Las autoridades del gobierno kirchnerista de Mendoza se sorprendieron cuando lo vieron en el listado. Julio César Cleto Cobos, el ex vicepresidente que provocó infinitos dolores de cabeza a la Casa Rosada con su voto no positivo, se había anotado en un plan oficial de alfabetización para dar clases como voluntario.

Desde hace cuatro meses, Cobos y su esposa, Cristina Cerutti, se encargan de dar clases a un grupo de 10 alumnos que están aprendiendo a leer y escribir. Cobos llega los lunes y miércoles a una casa de familia en el barrio Santa Teresita de Las Heras, en Mendoza, donde dicta sus clases. Sus alumnos son de diferentes edades y casi no están escolarizados. La primera clase fue fuerte. Los estudiantes contaron sus duras historias de vida e hicieron emocionar a Cleto. Había desocupados, ex adictos y cartoneros.

Antes de arrancar con las clases, el ex vice tuvo que realizar el curso obligatorio para alfabetizadores. Se anotó en la ONG Fundación Redes, que participa del programa, y cumplió con todas las tareas previas.
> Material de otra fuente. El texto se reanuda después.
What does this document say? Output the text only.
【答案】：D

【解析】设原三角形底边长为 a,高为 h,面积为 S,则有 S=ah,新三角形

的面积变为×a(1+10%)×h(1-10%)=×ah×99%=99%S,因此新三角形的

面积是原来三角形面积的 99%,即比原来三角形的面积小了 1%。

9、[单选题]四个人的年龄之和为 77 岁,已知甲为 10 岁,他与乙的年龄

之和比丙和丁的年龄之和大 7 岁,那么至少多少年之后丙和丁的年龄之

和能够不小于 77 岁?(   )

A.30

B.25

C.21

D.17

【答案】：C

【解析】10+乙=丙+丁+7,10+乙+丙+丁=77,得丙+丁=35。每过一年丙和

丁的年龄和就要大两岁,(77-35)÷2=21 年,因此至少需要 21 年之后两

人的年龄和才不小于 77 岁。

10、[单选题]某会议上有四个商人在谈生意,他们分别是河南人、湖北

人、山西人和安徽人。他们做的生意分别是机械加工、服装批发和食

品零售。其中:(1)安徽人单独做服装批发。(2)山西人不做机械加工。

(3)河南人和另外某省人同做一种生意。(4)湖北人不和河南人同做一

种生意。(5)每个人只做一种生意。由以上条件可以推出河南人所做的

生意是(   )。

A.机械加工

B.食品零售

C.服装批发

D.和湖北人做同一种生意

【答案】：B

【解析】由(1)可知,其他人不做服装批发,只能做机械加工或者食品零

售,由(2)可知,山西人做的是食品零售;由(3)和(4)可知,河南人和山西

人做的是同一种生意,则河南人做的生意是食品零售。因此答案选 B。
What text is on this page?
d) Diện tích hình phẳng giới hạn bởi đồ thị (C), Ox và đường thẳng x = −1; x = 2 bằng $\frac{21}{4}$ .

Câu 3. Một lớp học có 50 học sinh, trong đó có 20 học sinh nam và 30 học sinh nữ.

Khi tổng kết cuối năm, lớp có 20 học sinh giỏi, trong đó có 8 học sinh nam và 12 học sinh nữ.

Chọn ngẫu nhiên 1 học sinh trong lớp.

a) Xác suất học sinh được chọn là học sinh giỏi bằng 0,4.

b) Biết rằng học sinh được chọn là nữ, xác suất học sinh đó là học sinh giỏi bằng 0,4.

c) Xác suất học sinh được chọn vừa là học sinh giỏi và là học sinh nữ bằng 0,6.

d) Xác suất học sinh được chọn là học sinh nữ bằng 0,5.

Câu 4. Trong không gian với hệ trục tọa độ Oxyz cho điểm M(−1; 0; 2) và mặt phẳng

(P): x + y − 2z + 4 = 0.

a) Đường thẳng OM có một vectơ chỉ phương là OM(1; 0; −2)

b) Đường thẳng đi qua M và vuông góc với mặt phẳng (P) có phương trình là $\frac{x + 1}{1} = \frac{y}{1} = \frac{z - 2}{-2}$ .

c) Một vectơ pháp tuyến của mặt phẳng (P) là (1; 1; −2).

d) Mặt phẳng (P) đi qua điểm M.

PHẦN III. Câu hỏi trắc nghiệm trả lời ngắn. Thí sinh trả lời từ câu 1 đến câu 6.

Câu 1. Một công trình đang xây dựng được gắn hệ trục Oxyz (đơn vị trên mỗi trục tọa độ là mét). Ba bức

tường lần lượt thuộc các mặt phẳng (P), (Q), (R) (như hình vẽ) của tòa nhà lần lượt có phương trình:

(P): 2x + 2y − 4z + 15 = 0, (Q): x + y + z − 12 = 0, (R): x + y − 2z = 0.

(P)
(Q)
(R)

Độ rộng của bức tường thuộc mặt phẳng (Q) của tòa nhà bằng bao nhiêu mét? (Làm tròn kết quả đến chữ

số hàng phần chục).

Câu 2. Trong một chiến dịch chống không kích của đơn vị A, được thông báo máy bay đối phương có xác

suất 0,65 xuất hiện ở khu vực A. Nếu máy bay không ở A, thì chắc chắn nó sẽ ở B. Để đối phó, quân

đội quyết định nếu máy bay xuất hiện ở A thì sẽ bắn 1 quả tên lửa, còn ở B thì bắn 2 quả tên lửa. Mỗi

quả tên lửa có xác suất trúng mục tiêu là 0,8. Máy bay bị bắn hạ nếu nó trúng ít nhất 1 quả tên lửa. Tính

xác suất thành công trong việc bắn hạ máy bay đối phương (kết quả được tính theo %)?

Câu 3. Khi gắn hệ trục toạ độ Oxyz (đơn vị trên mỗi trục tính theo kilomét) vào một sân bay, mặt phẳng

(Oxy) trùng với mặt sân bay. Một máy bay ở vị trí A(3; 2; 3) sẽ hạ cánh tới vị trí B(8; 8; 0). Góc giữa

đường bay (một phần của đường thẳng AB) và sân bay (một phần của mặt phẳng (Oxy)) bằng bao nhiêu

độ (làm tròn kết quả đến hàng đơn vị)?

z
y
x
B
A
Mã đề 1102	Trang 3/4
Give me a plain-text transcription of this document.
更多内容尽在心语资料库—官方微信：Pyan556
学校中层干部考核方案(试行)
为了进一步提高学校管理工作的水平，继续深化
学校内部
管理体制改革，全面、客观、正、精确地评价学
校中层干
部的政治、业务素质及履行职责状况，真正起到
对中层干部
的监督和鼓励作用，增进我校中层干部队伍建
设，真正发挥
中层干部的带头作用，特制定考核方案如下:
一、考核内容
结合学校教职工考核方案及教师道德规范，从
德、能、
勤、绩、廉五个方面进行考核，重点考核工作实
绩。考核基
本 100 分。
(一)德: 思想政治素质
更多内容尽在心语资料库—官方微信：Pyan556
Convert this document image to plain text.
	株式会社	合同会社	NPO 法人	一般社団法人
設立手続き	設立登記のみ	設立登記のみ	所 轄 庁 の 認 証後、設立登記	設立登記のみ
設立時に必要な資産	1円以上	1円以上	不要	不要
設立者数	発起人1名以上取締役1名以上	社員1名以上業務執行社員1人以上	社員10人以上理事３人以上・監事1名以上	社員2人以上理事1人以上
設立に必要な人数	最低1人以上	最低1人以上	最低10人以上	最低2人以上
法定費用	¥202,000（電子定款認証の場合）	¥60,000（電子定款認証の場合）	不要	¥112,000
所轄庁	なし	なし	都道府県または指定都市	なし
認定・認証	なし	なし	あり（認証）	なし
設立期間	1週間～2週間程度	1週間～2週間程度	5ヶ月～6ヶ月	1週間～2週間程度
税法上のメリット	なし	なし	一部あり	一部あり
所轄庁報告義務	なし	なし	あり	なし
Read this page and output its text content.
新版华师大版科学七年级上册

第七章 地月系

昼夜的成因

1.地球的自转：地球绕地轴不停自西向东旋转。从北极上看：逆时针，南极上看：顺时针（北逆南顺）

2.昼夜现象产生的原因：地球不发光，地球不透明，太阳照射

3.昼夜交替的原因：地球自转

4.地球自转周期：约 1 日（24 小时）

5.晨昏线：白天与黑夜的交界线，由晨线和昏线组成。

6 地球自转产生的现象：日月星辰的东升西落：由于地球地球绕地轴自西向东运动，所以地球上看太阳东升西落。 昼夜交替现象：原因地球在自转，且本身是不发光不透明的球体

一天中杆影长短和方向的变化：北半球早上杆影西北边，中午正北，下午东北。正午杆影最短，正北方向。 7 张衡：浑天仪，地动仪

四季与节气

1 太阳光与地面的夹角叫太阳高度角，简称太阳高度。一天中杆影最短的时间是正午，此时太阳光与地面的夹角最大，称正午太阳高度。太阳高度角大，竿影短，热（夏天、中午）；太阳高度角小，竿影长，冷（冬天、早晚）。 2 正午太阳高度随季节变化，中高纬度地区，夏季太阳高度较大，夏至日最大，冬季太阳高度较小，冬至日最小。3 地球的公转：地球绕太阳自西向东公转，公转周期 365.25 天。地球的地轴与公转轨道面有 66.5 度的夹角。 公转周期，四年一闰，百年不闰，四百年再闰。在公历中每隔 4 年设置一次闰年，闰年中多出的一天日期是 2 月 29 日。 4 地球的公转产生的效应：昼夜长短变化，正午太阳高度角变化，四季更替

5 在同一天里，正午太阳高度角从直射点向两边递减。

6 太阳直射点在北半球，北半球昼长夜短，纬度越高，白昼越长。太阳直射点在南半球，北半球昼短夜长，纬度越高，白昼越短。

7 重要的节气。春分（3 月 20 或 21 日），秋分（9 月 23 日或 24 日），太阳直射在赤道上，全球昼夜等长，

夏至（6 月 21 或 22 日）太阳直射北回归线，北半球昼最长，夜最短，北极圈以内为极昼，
Como uno más tomó clases en la escuela Patricias Mendocinas y recibió las herramientas básicas para ser un alfabetizador. Algunos compañeros, un poco cholulos, no se aguantaron y le pidieron sacarse una foto. Cobos aceptó con una sonrisa.

PROFE. “Di clases en la facultad. Conozco la secundaria y la primaria. Pero esto es algo distinto”, le dijo Cobos a sus amigos, que no podían creer que se anotara en un plan para alfabetizar. En su entorno creen que se trata de un desafío personal junto a su esposa, quien también está motivada por el proyecto.

Quienes presenciaron las clases aseguran que el ambiente es muy respetuoso y que siempre toman mate mientras hacen los ejercicios. Cobos le dedica un tiempo a cada alumnos y tiene una especial conexión con un joven cartonero que quiere aprender a sumar y restar para que no lo estafen los compradores de cartón.

Los alumnos se sorprendieron cuando lo vieron entrar por primera vez al aula. No podían creer que él fuera su maestro.